L’Europa non crolla sotto le bombe. Si sta svuotando dall’interno
> L’Europa non sta crollando a causa di missili, invasioni o città ridotte in
> macerie. La frattura viene dall’interno. Ciò che sta accadendo è più lento e
> pericoloso di una guerra, e milioni di giovani europei se ne vanno perché non
> c’è futuro per loro dove sono nati. E mentre tutto questo accade, Bruxelles
> discute regolamenti che nessuno legge. L’emorragia non fa rumore, ma sta
> svuotando il cuore del continente.
Dietro questa migrazione silenziosa si cela un modello esausto. Le economie
europee sono cresciute senza condivisione, hanno incorporato senza inclusione,
hanno promesso sicurezza ma hanno consegnato precarietà. In Italia, Grecia e
Portogallo, intere generazioni vivono con salari insufficienti a sostenere una
vita dignitosa. In Francia, lo stato sociale è diventato un campo di battaglia.
In Germania, la prosperità non è più sufficiente a sostenere la propria
narrazione. Il continente sta invecchiando, diventando isolato e burocratico, e
il suo peggior nemico non è esterno; è la disillusione.

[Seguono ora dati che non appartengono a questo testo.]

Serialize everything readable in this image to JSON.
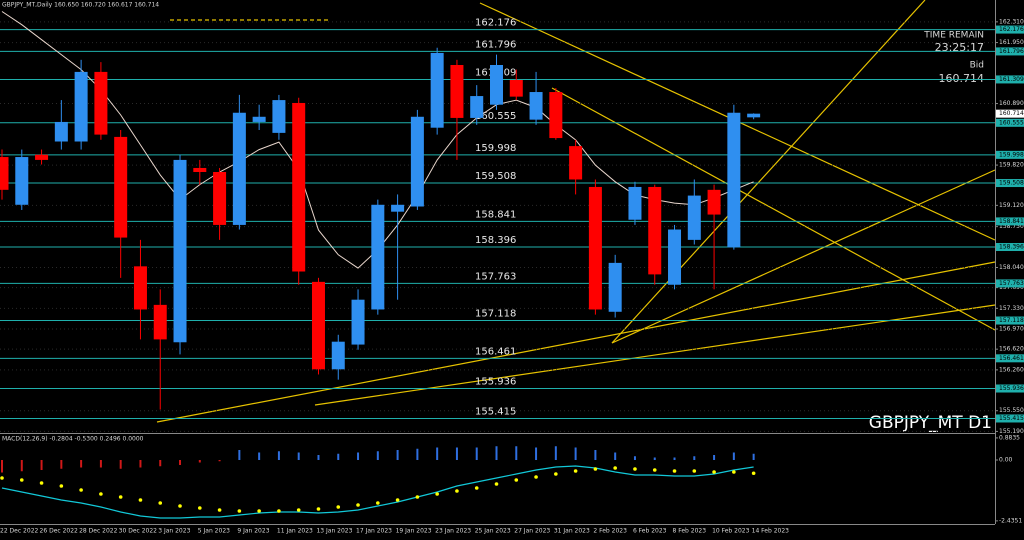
{
  "chart_data": [
    {
      "type": "candlestick",
      "title": "GBPJPY_MT,Daily  160.650 160.720 160.617 160.714",
      "watermark": "GBPJPY_MT D1",
      "timer_label": "TIME REMAIN",
      "timer": "23:25:17",
      "bid_label": "Bid",
      "bid": 160.714,
      "categories": [
        "22 Dec 2022",
        null,
        "26 Dec 2022",
        null,
        "28 Dec 2022",
        null,
        "30 Dec 2022",
        null,
        "3 Jan 2023",
        null,
        "5 Jan 2023",
        null,
        "9 Jan 2023",
        null,
        "11 Jan 2023",
        null,
        "13 Jan 2023",
        null,
        "17 Jan 2023",
        null,
        "19 Jan 2023",
        null,
        "23 Jan 2023",
        null,
        "25 Jan 2023",
        null,
        "27 Jan 2023",
        null,
        "31 Jan 2023",
        null,
        "2 Feb 2023",
        null,
        "6 Feb 2023",
        null,
        "8 Feb 2023",
        null,
        "10 Feb 2023",
        null,
        "14 Feb 2023"
      ],
      "open": [
        159.96,
        159.13,
        160.0,
        160.23,
        160.23,
        161.44,
        160.31,
        158.06,
        157.39,
        156.74,
        159.77,
        159.7,
        158.78,
        160.57,
        160.38,
        160.9,
        157.79,
        156.27,
        156.7,
        157.31,
        159.01,
        159.1,
        160.47,
        161.56,
        160.64,
        160.87,
        161.3,
        160.61,
        161.09,
        160.15,
        159.44,
        157.27,
        158.87,
        159.44,
        157.74,
        158.52,
        159.39,
        158.39,
        160.65
      ],
      "high": [
        160.09,
        160.09,
        160.09,
        160.95,
        161.65,
        161.61,
        160.43,
        158.52,
        157.66,
        160.0,
        159.91,
        159.77,
        161.04,
        160.87,
        161.04,
        160.99,
        157.86,
        156.87,
        157.66,
        159.22,
        159.31,
        160.78,
        161.86,
        161.65,
        161.21,
        161.74,
        161.48,
        161.44,
        161.16,
        160.26,
        159.57,
        158.26,
        159.53,
        159.48,
        158.78,
        159.57,
        159.48,
        160.87,
        160.72
      ],
      "low": [
        159.22,
        159.04,
        159.83,
        160.09,
        160.09,
        160.26,
        157.86,
        156.79,
        155.57,
        156.53,
        159.48,
        158.52,
        158.7,
        160.43,
        160.26,
        157.74,
        156.18,
        156.09,
        156.61,
        157.22,
        157.48,
        159.04,
        160.35,
        159.91,
        160.52,
        160.78,
        160.95,
        160.52,
        160.26,
        159.31,
        157.22,
        157.17,
        158.78,
        157.74,
        157.66,
        158.44,
        157.66,
        158.35,
        160.617
      ],
      "close": [
        159.39,
        159.96,
        159.91,
        160.57,
        161.44,
        160.35,
        158.56,
        157.31,
        156.79,
        159.91,
        159.7,
        158.78,
        160.73,
        160.66,
        160.95,
        157.97,
        156.27,
        156.75,
        157.48,
        159.13,
        159.13,
        160.66,
        161.77,
        160.64,
        161.02,
        161.56,
        161.01,
        161.09,
        160.29,
        159.57,
        157.31,
        158.12,
        159.44,
        157.92,
        158.7,
        159.29,
        158.96,
        160.73,
        160.714
      ],
      "up_color": "#2f8ff0",
      "down_color": "#ff0000",
      "ma": {
        "color": "#e8d6cc",
        "values": [
          162.49,
          162.26,
          162.0,
          161.74,
          161.48,
          161.13,
          160.69,
          160.17,
          159.65,
          159.22,
          159.48,
          159.7,
          159.88,
          160.09,
          160.22,
          159.74,
          158.69,
          158.26,
          158.03,
          158.35,
          158.78,
          159.3,
          159.91,
          160.35,
          160.64,
          160.87,
          160.95,
          160.82,
          160.52,
          160.26,
          159.82,
          159.53,
          159.3,
          159.22,
          159.16,
          159.13,
          159.25,
          159.39,
          159.53
        ]
      },
      "levels": {
        "color": "#1fb0ac",
        "values": [
          162.176,
          161.796,
          161.309,
          160.555,
          159.998,
          159.508,
          158.841,
          158.396,
          157.763,
          157.118,
          156.461,
          155.936,
          155.415
        ]
      },
      "ylim": [
        155.18,
        162.69
      ],
      "yticks": [
        {
          "value": 162.31,
          "label": "162.310"
        },
        {
          "value": 161.95,
          "label": "161.950"
        },
        {
          "value": 160.89,
          "label": "160.890"
        },
        {
          "value": 159.82,
          "label": "159.820"
        },
        {
          "value": 159.12,
          "label": "159.120"
        },
        {
          "value": 158.75,
          "label": "158.750"
        },
        {
          "value": 158.04,
          "label": "158.040"
        },
        {
          "value": 157.69,
          "label": "157.690"
        },
        {
          "value": 157.33,
          "label": "157.330"
        },
        {
          "value": 156.97,
          "label": "156.970"
        },
        {
          "value": 156.62,
          "label": "156.620"
        },
        {
          "value": 156.26,
          "label": "156.260"
        },
        {
          "value": 155.55,
          "label": "155.550"
        },
        {
          "value": 155.19,
          "label": "155.190"
        }
      ],
      "grid": true
    },
    {
      "type": "macd",
      "title": "MACD(12,26,9) -0.2804 -0.5300 0.2496 0.0000",
      "histogram": [
        -0.5,
        -0.45,
        -0.4,
        -0.35,
        -0.3,
        -0.3,
        -0.35,
        -0.3,
        -0.25,
        -0.2,
        -0.1,
        -0.05,
        0.4,
        0.3,
        0.35,
        0.3,
        0.2,
        0.25,
        0.3,
        0.35,
        0.4,
        0.45,
        0.5,
        0.5,
        0.5,
        0.55,
        0.55,
        0.5,
        0.55,
        0.5,
        0.4,
        0.3,
        0.15,
        0.1,
        0.1,
        0.15,
        0.2,
        0.3,
        0.2496
      ],
      "up_color": "#2f6fe0",
      "down_color": "#d01818",
      "main": {
        "color": "#12c8d8",
        "values": [
          -1.12,
          -1.28,
          -1.44,
          -1.6,
          -1.72,
          -1.88,
          -2.08,
          -2.24,
          -2.32,
          -2.32,
          -2.28,
          -2.28,
          -2.2,
          -2.12,
          -2.08,
          -2.08,
          -2.12,
          -2.08,
          -2.0,
          -1.84,
          -1.68,
          -1.48,
          -1.28,
          -1.04,
          -0.88,
          -0.72,
          -0.56,
          -0.4,
          -0.28,
          -0.24,
          -0.32,
          -0.48,
          -0.6,
          -0.6,
          -0.64,
          -0.64,
          -0.56,
          -0.4,
          -0.2804
        ]
      },
      "signal": {
        "color": "#ffff00",
        "values": [
          -0.72,
          -0.8,
          -0.92,
          -1.04,
          -1.2,
          -1.36,
          -1.48,
          -1.6,
          -1.72,
          -1.84,
          -1.92,
          -2.0,
          -2.04,
          -2.04,
          -2.04,
          -2.0,
          -1.96,
          -1.88,
          -1.8,
          -1.72,
          -1.6,
          -1.48,
          -1.36,
          -1.24,
          -1.12,
          -0.96,
          -0.8,
          -0.68,
          -0.56,
          -0.44,
          -0.36,
          -0.32,
          -0.36,
          -0.4,
          -0.44,
          -0.44,
          -0.48,
          -0.48,
          -0.53
        ]
      },
      "ylim": [
        -2.56,
        1.04
      ],
      "yticks": [
        0.8835,
        {
          "value": 0,
          "label": "0.00"
        },
        -2.4351
      ]
    }
  ]
}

Questa disillusione sta rimodellando la politica europea. In Ungheria, Polonia,
Paesi Bassi e Francia, i partiti ultranazionalisti stanno crescendo nel vuoto
lasciato dalle socialdemocrazie. Al nord, Svezia e Finlandia si stanno
orientando verso la militarizzazione. Al sud, Spagna e Italia brancolano tra
stanchezza e rabbia. L’Europa non teme più il futuro, ma lo evita. Il continente
che un tempo dettava il corso del mondo ora si chiede come sopravvivere alla
propria disillusione. La frattura europea non sarà un’esplosione, ma una lenta
scomparsa demografica, morale e politica.
L’ESODO SILENZIOSO CHE L’EUROPA NASCONDE
Negli ultimi dodici anni l’Europa ha perso più di 8,3 milioni di giovani. Non si
tratta di una stima soggettiva, ma di dati ufficiali forniti da Eurostat e dalla
Banca Mondiale. La sola Romania ha visto emigrare 3,7 milioni di persone dal
2007, il più grande esodo civile dalla Seconda Guerra Mondiale. La Lettonia ha
perso il 25% della sua popolazione tra il 2000 e il 2023. La Bulgaria ha perso
più di 2 milioni di abitanti in trent’anni e non ci sono stati bombardamenti.
C’è un’evacuazione economica al rallentatore.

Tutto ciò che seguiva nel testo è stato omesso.